8 thoughts on “A different approach to inappropriate defaults”

  1. The ideal solution could be an attribute that could be applied to a method, class or whole assembly telling the default culture when not specified in a call.

    It could actually be done, i think by using something like Cecil to create a post-compilation tool for that. Same as the binary rewriter that microsoft have in “Code Contracts for .NET” ( http://blogs.msdn.com/somasegar/archive/2009/02/23/devlabs-code-contracts-for-net.aspx )


  2. As an alternative to having to pass cultureinfo/locale, timezoneinfo/timezone, and encoding/charset for *each* call, what about marking up a method call with an attribute that specifies these?

    The method being called could use system default values, but if it’s called with this attribute, those defaults would return the values specified in the attribute.

    It’s also probably much too late for this to be implemented, but it might strike a decent compromise/balance among the options you listed.



  3. I live in Belgium, so (luckily) I have to deal with this kind of stuff all the time.

    I’ve grown used to always using the overloads that take a CultureInfo. I actually think that Microsoft has changed the defaults to InvariantCulture in .NET 4.0.

    A good way to find places in your code where you forgot this, is to use Static Analysis/FxCop. That will catch it.


  4. @Jeff: The point is that not all assemblies are created equal. When I’m writing code for the UI, I don’t *want* the invariant culture – but I do when I’m serializing data in some form. “Thread” isn’t a sufficiently fine-grained discriminator here, IMO.

    @Tommy: Good point about FxCop, although it’s a shame it’s required to avoid this. I think MS is changing *some* defaults, but I’m not sure it’s a ubiquitous thing. (I think they’re changing things like String.StartsWith, but I don’t know about the general ToString() behaviour.)
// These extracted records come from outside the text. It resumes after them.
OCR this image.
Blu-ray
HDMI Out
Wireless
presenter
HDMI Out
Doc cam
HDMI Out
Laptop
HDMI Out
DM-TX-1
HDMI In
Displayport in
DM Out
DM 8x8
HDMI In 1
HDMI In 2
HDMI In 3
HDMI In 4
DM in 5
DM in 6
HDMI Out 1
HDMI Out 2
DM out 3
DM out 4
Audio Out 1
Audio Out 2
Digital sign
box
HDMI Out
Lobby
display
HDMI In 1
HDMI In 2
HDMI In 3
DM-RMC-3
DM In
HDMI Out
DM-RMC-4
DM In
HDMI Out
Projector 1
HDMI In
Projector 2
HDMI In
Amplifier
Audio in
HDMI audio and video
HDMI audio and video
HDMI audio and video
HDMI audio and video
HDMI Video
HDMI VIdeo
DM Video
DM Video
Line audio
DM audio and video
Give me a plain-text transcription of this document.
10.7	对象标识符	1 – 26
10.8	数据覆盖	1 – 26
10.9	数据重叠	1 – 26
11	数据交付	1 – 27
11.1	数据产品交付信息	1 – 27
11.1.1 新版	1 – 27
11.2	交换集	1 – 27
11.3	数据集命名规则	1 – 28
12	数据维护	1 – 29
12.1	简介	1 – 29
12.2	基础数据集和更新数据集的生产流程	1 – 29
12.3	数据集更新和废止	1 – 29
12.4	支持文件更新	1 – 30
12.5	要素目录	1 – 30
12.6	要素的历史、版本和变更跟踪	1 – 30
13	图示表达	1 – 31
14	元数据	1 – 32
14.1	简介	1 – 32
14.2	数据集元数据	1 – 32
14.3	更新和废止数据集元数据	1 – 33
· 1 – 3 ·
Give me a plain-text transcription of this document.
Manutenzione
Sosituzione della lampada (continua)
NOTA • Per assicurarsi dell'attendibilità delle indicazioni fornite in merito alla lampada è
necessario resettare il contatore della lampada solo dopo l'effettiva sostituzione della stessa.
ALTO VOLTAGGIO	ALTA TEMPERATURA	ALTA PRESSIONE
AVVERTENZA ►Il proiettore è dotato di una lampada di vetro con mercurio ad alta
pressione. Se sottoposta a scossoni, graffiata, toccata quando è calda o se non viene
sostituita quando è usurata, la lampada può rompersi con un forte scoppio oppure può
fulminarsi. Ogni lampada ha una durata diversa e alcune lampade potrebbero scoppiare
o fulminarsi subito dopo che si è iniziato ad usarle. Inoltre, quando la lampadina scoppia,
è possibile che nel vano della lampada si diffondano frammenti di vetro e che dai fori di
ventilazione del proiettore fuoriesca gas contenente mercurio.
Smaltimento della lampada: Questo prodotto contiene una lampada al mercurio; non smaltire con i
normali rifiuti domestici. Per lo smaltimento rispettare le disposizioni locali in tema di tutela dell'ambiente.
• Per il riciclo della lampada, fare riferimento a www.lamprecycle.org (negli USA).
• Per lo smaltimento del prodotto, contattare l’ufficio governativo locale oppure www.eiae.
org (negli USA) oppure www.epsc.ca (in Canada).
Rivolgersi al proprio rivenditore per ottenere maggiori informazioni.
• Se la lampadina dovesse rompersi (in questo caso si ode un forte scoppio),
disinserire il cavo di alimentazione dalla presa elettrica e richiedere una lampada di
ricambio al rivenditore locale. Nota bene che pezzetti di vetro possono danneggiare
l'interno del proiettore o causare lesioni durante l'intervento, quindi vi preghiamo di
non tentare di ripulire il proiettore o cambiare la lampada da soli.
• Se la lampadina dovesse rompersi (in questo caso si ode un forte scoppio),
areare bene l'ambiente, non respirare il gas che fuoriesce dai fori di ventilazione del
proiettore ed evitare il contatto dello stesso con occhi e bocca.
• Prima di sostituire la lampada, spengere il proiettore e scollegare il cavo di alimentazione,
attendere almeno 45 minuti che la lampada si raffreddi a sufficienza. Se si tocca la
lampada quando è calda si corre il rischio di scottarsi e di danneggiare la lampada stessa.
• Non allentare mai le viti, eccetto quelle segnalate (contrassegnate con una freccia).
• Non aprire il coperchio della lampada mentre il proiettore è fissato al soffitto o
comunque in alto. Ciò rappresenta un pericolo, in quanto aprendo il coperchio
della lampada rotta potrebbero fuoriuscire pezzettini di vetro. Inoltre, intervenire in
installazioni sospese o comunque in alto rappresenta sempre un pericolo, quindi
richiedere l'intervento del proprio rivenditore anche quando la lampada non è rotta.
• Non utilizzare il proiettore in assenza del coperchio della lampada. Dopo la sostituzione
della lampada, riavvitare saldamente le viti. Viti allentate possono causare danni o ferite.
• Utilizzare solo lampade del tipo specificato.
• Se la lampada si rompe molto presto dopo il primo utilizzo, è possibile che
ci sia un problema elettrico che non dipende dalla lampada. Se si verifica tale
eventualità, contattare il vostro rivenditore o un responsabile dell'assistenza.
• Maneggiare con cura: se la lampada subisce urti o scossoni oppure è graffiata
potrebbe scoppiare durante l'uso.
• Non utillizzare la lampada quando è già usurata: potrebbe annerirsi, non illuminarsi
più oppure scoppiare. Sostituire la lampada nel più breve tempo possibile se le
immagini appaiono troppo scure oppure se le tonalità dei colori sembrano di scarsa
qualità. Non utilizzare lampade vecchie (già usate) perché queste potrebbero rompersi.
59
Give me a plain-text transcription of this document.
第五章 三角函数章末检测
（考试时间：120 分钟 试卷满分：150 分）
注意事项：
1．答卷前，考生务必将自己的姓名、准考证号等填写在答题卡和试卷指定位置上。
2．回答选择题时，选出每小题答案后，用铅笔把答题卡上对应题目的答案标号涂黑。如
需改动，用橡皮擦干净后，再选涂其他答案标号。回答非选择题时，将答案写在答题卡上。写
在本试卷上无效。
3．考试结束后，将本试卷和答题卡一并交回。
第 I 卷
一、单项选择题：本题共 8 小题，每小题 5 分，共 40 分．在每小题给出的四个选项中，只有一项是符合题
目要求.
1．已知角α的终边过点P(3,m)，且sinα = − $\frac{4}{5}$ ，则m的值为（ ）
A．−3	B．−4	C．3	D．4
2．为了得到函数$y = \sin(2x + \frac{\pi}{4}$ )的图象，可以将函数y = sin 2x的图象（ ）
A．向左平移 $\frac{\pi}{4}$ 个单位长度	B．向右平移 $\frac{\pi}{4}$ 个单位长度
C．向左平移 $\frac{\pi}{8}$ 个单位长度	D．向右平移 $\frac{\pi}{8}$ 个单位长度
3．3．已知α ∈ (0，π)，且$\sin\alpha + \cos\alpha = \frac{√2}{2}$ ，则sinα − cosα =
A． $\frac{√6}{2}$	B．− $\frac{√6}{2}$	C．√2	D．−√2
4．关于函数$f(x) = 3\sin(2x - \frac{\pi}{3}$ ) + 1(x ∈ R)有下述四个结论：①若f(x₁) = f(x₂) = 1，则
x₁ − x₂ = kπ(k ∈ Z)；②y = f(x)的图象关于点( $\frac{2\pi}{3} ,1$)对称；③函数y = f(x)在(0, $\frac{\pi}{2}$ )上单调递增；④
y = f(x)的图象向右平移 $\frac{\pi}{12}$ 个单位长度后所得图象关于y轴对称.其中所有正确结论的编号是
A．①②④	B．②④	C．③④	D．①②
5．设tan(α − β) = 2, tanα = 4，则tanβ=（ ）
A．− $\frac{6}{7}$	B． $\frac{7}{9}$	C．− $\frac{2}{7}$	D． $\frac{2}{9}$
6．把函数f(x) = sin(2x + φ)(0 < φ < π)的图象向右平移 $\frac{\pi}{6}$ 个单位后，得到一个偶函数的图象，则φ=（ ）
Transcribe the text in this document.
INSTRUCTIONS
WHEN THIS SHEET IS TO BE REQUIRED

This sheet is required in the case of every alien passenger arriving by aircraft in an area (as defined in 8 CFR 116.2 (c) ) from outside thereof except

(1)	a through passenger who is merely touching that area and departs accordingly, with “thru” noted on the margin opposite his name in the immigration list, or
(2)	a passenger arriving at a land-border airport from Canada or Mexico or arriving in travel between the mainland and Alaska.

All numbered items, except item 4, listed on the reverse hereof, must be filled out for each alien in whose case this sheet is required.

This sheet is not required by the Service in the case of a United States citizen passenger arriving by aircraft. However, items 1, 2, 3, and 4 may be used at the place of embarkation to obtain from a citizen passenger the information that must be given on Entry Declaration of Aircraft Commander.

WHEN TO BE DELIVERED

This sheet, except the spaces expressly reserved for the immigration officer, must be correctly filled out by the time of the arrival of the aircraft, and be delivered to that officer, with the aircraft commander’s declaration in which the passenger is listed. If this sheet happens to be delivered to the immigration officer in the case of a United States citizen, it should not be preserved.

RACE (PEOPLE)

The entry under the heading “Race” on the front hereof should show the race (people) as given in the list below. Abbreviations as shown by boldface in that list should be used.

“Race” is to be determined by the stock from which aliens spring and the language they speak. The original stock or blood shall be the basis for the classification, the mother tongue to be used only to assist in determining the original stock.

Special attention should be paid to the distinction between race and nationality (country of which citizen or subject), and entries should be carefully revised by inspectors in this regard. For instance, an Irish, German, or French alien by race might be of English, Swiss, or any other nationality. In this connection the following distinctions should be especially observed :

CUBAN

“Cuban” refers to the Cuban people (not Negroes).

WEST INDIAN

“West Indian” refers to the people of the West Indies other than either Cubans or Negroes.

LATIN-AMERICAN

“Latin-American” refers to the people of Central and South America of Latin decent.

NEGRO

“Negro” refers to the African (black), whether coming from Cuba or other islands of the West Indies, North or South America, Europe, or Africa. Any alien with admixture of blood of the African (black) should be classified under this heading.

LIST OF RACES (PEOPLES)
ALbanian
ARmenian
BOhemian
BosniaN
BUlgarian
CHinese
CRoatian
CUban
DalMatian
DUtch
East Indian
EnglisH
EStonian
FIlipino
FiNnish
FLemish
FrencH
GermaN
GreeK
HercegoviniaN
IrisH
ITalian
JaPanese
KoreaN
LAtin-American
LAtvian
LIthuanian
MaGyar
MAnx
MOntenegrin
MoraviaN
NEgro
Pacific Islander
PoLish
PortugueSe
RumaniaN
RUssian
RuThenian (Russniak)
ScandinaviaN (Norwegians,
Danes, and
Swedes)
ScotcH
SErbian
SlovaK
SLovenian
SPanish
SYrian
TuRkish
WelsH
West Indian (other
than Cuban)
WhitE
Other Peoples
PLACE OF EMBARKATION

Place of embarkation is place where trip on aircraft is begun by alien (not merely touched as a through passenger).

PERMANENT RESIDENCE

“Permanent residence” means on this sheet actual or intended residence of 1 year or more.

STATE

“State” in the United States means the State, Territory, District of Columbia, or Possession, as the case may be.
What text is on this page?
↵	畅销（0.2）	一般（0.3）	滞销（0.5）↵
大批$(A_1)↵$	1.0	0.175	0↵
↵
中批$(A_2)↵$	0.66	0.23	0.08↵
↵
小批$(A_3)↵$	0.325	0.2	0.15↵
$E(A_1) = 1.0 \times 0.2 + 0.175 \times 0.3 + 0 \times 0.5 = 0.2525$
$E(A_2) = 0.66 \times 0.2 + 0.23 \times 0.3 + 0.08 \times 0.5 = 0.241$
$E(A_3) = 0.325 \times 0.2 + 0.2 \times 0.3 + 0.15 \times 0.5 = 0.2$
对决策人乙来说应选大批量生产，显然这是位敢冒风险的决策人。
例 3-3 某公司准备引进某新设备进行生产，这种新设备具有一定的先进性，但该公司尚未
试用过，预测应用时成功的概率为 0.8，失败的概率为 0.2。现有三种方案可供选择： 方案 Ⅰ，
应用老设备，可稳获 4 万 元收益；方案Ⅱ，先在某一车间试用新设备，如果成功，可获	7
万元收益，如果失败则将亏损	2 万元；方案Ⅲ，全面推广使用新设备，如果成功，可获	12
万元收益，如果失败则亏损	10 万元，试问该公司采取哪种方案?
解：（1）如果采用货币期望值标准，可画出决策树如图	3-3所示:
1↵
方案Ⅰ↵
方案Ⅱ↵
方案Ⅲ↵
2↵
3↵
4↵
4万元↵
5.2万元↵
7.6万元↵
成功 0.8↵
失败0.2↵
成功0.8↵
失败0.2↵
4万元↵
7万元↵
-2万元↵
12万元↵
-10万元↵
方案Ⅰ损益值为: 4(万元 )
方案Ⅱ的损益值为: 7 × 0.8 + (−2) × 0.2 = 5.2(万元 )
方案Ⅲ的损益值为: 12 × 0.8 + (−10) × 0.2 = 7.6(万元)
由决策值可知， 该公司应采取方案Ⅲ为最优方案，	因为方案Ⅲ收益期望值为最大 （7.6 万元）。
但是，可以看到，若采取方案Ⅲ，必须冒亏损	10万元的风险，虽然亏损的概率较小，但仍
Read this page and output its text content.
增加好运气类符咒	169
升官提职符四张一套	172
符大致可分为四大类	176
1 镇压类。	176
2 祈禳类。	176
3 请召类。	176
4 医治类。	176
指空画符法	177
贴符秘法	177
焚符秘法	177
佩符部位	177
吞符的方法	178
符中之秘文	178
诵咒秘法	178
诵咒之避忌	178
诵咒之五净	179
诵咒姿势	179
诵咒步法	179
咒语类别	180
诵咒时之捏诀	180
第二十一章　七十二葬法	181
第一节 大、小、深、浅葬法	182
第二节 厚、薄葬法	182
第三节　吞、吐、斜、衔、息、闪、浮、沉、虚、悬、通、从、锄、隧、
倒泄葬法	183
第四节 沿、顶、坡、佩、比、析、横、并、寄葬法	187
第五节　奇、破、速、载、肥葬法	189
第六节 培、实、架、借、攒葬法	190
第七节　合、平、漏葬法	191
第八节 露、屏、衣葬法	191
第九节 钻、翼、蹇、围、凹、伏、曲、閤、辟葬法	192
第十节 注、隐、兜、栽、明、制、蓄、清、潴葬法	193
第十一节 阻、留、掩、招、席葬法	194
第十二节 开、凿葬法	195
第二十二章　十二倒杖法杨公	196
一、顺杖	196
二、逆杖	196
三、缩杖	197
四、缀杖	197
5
  5. Brings back memories of “date to string to date” problems in ASP…

    Even though I would probably hate it, I think the ‘no default’ option is the way to go. I’m all for abstracting away gruesome details, but not if they come back to haunt you. In production.

    I quite like the idea of being able to choose [Neutral/System/Calling Assembly/Specific].


  6. The fun part of this is that ‘the rest of the world’ – understand non american/english people – know this !
    Ok it’s a bit exagerated.
    Actually people know the problem but not the solution.

    Since in France, the decimal separator is ‘,’ I often see this :
    value.ToString().Replace(‘,’, ‘.’);

    How ugly !

    The rule of thumb is still simple : When dealing with strings, ALWAYS provide a cutlure.
    – If the string is meant to be read by people, use CurrentCulture (or appropriate one).
    – If the string is intended to be used by another system, use InvariantCulture

    That’s all


  7. I think you could make Thread.CurrentCulture useful to combine it with some scope control. So something like this:

    using (new CultureScope(“nl-BE”))


    This code would first save the current thread culture, then set the new (nl-BE) culture. After that, the code (…) is executed and finally the saved culture is made current again.